Por Leticia Soberón Mainero
Cofundadora de dontknow.net
Barcelona, mayo 2014
Foto: Creative Commons
En la sociedad globalizada del siglo xxi están resurgiendo con fuerza las identidades colectivas más locales. Vemos revitalizados el amor al terruño, el fervor para que no se pierdan las propias lenguas y las costumbres, aún más si son minoritarias, el comercio de proximidad para garantizar la vida económica de la zona… Es como si emergiera impetuosamente un reclamo para actuar local aunque sin dejar de pensar global, pues la visión planetaria está omnipresente a través de las tecnologías digitales.
En esta misma floración de amor local se multiplican las identidades colectivas que, además, tienen un proyecto político y desean un gobierno propio.

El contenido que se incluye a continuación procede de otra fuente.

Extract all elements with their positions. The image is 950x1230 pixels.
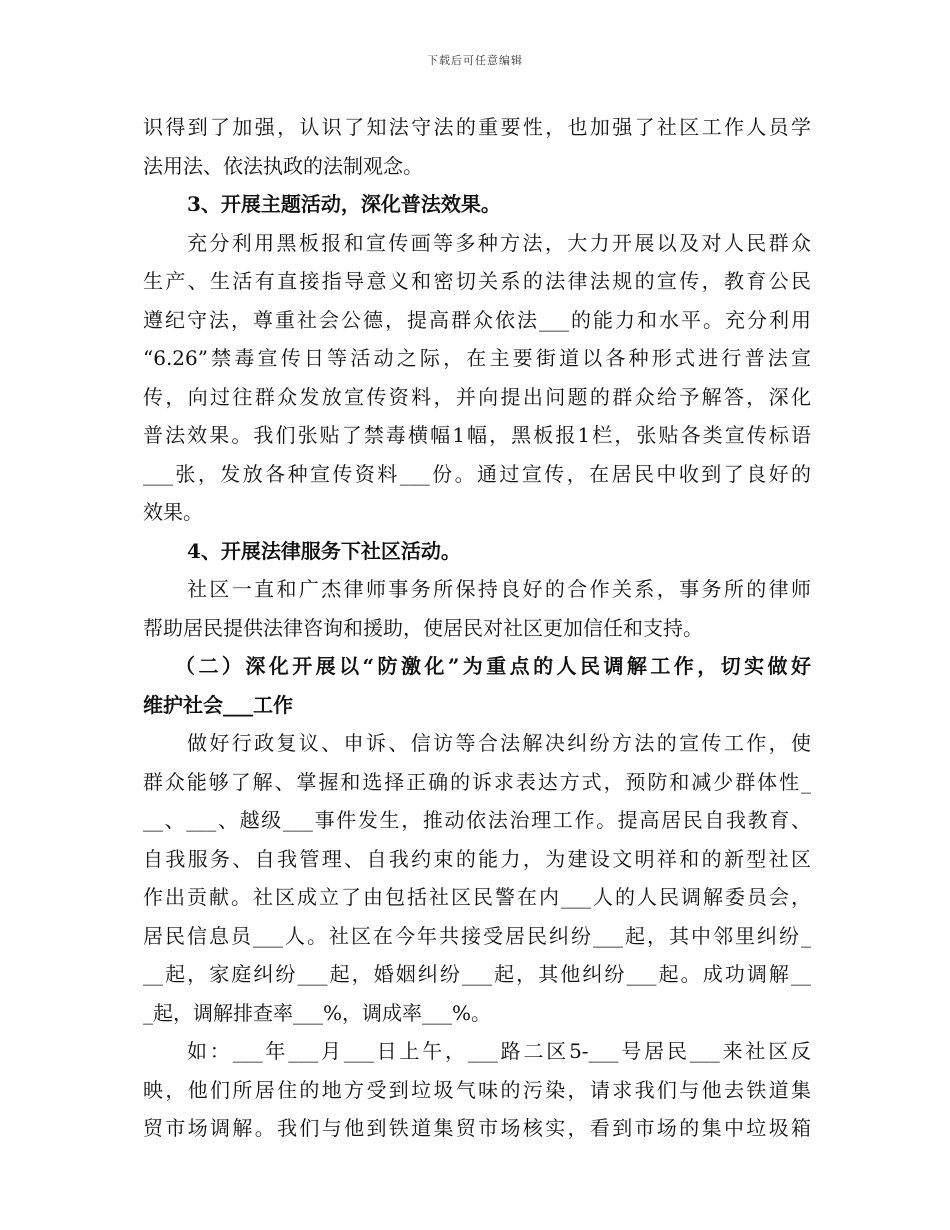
paragraph-line: 生产、生活有直接指导意义和密切关系的法律法规的宣传，教育公民 xyxy=(143,269,811,293)
section-heading-2: （二）深化开展以“防激化”为重点的人民调解工作，切实做好 xyxy=(175,654,811,678)
paragraph-line: 居民信息员___人。社区在今年共接受居民纠纷___起，其中邻里纠纷_ xyxy=(143,923,811,948)
paragraph-line: __起，家庭纠纷___起，婚姻纠纷___起，其他纠纷___起。成功调解__ xyxy=(143,962,811,986)
section-heading-2-continued: 维护社会___工作 xyxy=(143,692,293,717)
page-header: 下载后可任意编辑 xyxy=(427,54,523,67)
paragraph-line: 识得到了加强，认识了知法守法的重要性，也加强了社区工作人员学 xyxy=(143,115,811,139)
paragraph-line: 效果。 xyxy=(143,500,203,524)
document-body xyxy=(143,108,811,1148)
paragraph-line: 遵纪守法，尊重社会公德，提高群众依法___的能力和水平。充分利用 xyxy=(143,307,811,332)
section-heading-4: 4、开展法律服务下社区活动。 xyxy=(187,538,461,563)
paragraph-line: 普法效果。我们张贴了禁毒横幅1幅，黑板报1栏，张贴各类宣传标语 xyxy=(143,423,811,447)
paragraph-line: _起，调解排查率___%，调成率___%。 xyxy=(143,1000,492,1025)
paragraph-line: 法用法、依法执政的法制观念。 xyxy=(143,153,423,178)
section-heading-3: 3、开展主题活动，深化普法效果。 xyxy=(187,192,501,216)
paragraph-line: 贸市场调解。我们与他到铁道集贸市场核实，看到市场的集中垃圾箱 xyxy=(143,1116,811,1140)
paragraph-line: 做好行政复议、申诉、信访等合法解决纠纷方法的宣传工作，使 xyxy=(187,731,811,755)
paragraph-line: 如：___年___月___日上午，___路二区5-___号居民___来社区反 xyxy=(187,1039,811,1063)
paragraph-line: “6.26”禁毒宣传日等活动之际，在主要街道以各种形式进行普法宣 xyxy=(143,346,811,370)
paragraph-line: 社区一直和广杰律师事务所保持良好的合作关系，事务所的律师 xyxy=(187,577,811,601)
paragraph-line: 群众能够了解、掌握和选择正确的诉求表达方式，预防和减少群体性_ xyxy=(143,769,811,794)
paragraph-line: 传，向过往群众发放宣传资料，并向提出问题的群众给予解答，深化 xyxy=(143,384,811,409)
paragraph-line: 作出贡献。社区成立了由包括社区民警在内___人的人民调解委员会， xyxy=(143,885,811,909)
paragraph-line: 充分利用黑板报和宣传画等多种方法，大力开展以及对人民群众 xyxy=(187,230,811,255)
paragraph-line: __、___、越级___事件发生，推动依法治理工作。提高居民自我教育、 xyxy=(143,808,811,832)
paragraph-line: 映，他们所居住的地方受到垃圾气味的污染，请求我们与他去铁道集 xyxy=(143,1077,811,1102)
paragraph-line: ___张，发放各种宣传资料___份。通过宣传，在居民中收到了良好的 xyxy=(143,461,811,486)
paragraph-line: 自我服务、自我管理、自我约束的能力，为建设文明祥和的新型社区 xyxy=(143,846,811,871)
paragraph-line: 帮助居民提供法律咨询和援助，使居民对社区更加信任和支持。 xyxy=(143,615,703,640)
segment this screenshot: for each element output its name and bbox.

No sólo Catalunya, Escocia y Quebec, quieren conformarse como estados independientes. También la Padania y Venecia dicen aspirar a separarse de una Italia gestionada desde Roma; Bruselas se plantea erigirse como ciudad-estado; los tártaros en Ucrania han expresado que quieren ser autónomos, sin unirse ni a Rusia ni al gobierno ucraniano proeuropeo… ¿Qué pasa?
Todos ellos desean una gestión propia de sus recursos; se sienten distintos de quienes les rodean; se consideran suficientemente fuertes para tener un gobierno propio, les sobran sus Estados-nación. Pero no desean perder su vínculo con las estructuras supranacionales que les fortalecen. ¡Creen en ellas! En el caso de las fuerzas identitarias nacionalistas europeas, afirman categóricamente que desean ser miembros de la Europa comunitaria.

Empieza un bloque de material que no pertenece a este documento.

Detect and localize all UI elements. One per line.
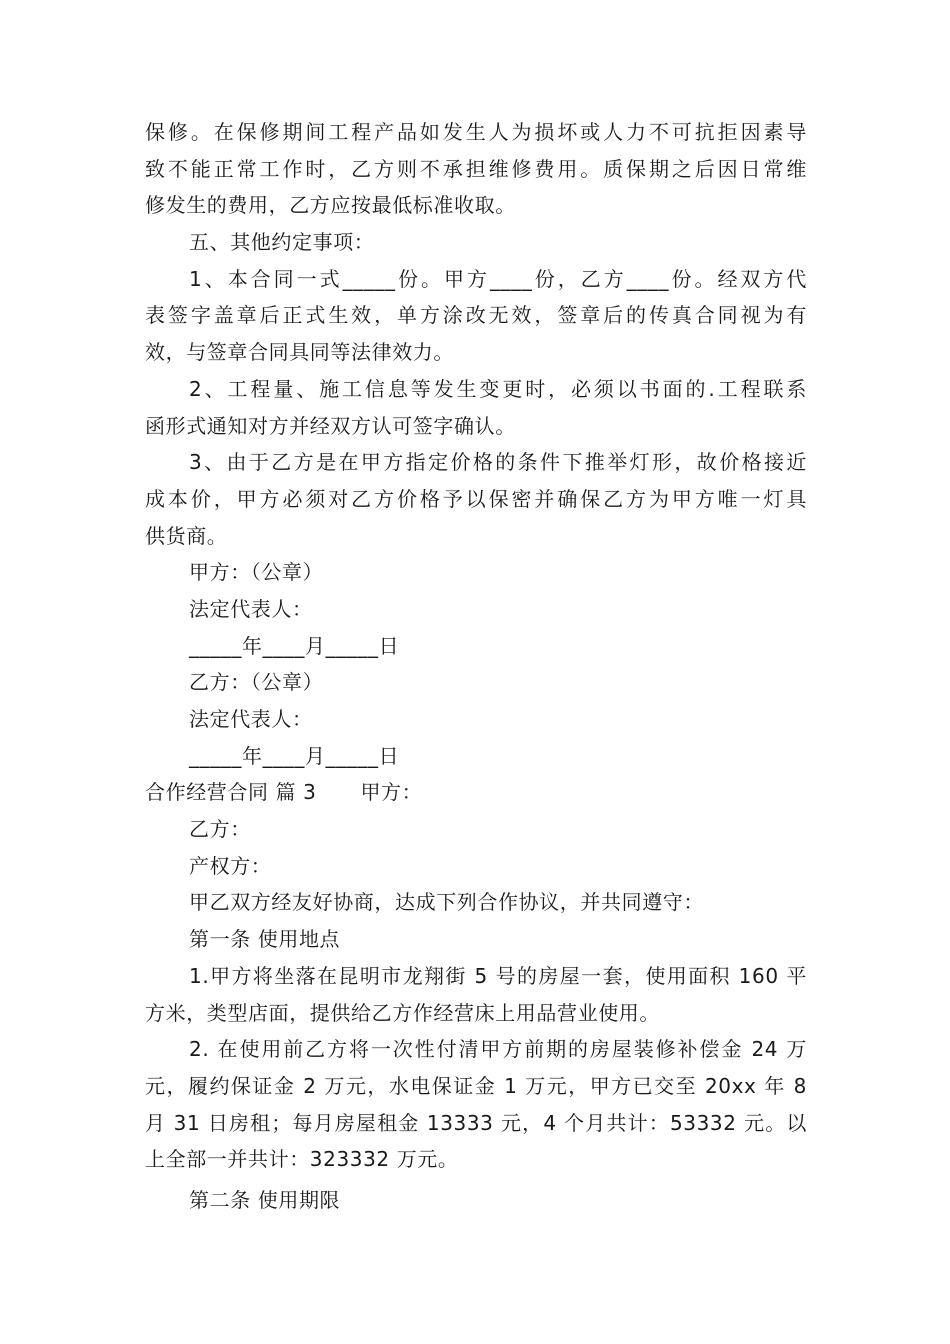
article-heading: 第二条 使用期限: [189, 1187, 341, 1212]
contract-title: 合作经营合同 篇 3: [145, 780, 317, 805]
text-line: 上全部一并共计：323332 万元。: [145, 1147, 459, 1172]
text-line: 甲乙双方经友好协商，达成下列合作协议，并共同遵守：: [189, 890, 704, 915]
text-line: 月 31 日房租；每月房屋租金 13333 元，4 个月共计：53332 元。以: [145, 1110, 807, 1135]
text-line: 效，与签章合同具同等法律效力。: [145, 340, 454, 365]
section-heading: 五、其他约定事项：: [189, 230, 375, 255]
signature-party-a: 甲方：（公章）: [189, 560, 324, 585]
text-line: 致不能正常工作时，乙方则不承担维修费用。质保期之后因日常维: [145, 156, 807, 181]
text-line: 1、本合同一式_____份。甲方____份，乙方____份。经双方代: [189, 266, 807, 291]
contract-title-line: [145, 774, 807, 811]
text-line: 元，履约保证金 2 万元，水电保证金 1 万元，甲方已交至 20xx 年 8: [145, 1073, 807, 1098]
date-line-b: _____年____月_____日: [189, 743, 400, 768]
text-line: 方米，类型店面，提供给乙方作经营床上用品营业使用。: [145, 1000, 660, 1025]
document-page: [145, 114, 807, 1219]
party-b-label: 乙方：: [189, 817, 251, 842]
party-a-label: 甲方：: [360, 780, 423, 805]
text-line: 3、由于乙方是在甲方指定价格的条件下推举灯形，故价格接近: [189, 450, 807, 475]
text-line: 表签字盖章后正式生效，单方涂改无效，签章后的传真合同视为有: [145, 303, 807, 328]
text-line: 函形式通知对方并经双方认可签字确认。: [145, 413, 516, 438]
signature-party-b: 乙方：（公章）: [189, 670, 324, 695]
text-line: 成本价，甲方必须对乙方价格予以保密并确保乙方为甲方唯一灯具: [145, 486, 807, 511]
legal-representative-b: 法定代表人：: [189, 707, 313, 731]
text-line: 2、工程量、施工信息等发生变更时，必须以书面的.工程联系: [189, 376, 807, 401]
date-line-a: _____年____月_____日: [189, 633, 400, 658]
text-line: 修发生的费用，乙方应按最低标准收取。: [145, 193, 516, 218]
article-heading: 第一条 使用地点: [189, 927, 341, 952]
text-line: 1.甲方将坐落在昆明市龙翔街 5 号的房屋一套，使用面积 160 平: [189, 963, 807, 988]
text-line: 供货商。: [145, 523, 228, 548]
property-owner-label: 产权方：: [189, 853, 272, 878]
text-line: 保修。在保修期间工程产品如发生人为损坏或人力不可抗拒因素导: [145, 120, 807, 144]
legal-representative-a: 法定代表人：: [189, 596, 313, 621]
text-line: 2. 在使用前乙方将一次性付清甲方前期的房屋装修补偿金 24 万: [189, 1037, 807, 1062]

Es como si algunos Estados-nación entraran en una fase de desintegración desde dentro, con una sociedad civil en ebullición, reencontrándose a sí misma, tironeada entre el cosmopolitismo de la aldea global y el amor a lo cercano. Los ecos de unos y otros procesos de separación se multiplican y emulan en distintos puntos del globo, a caballo de las redes sociales.

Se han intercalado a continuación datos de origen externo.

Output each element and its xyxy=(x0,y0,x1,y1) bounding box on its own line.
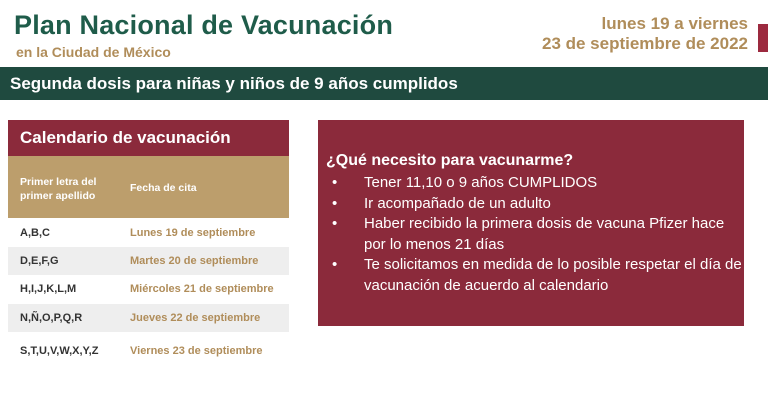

Los medios digitales están siendo usados como modos informales para recoger el sentir popular sin saltarse las posibles leyes restrictivas para realizar referéndums. Se están intentando, en muchos lugares, modos considerados democráticos para lograr objetivos de separación, con poco ánimo –de momento- de tomar las armas en la búsqueda de cotas mayores de poder. Pero el riesgo de hostilidad y violencia es alto cuando los ánimos están tan caldeados.
Las reacciones de los gobiernos de esos Estados-nación son muy diversas: desde la indiferencia hasta la acogida fría, pasando por el jugar a “no pasa nada”. Pero es que no hay nada escrito sobre cómo gestionar este desafío democrático que plantea el paradójico siglo xxi.
Y como bien dijo Felipe González sobre el caso catalán, las instituciones europeas están “horrorizadas” de que el ejemplo empiece a cundir, pero probablemente es demasiado tarde. Por eso es importante reflexionar sobre los nacionalismos. Qué dinamismos los hacen emerger y expresarse, cómo gestionarlos, qué vías de diálogo pueden abrirse.
Los procesos nacionalistas están impactando la vida política, y ello aumentará aún más durante los próximos 20 años. Obligarán a un repensamiento en la organización política europea y del contexto mundial. Lo que no puede hacerse, es ignorarlos.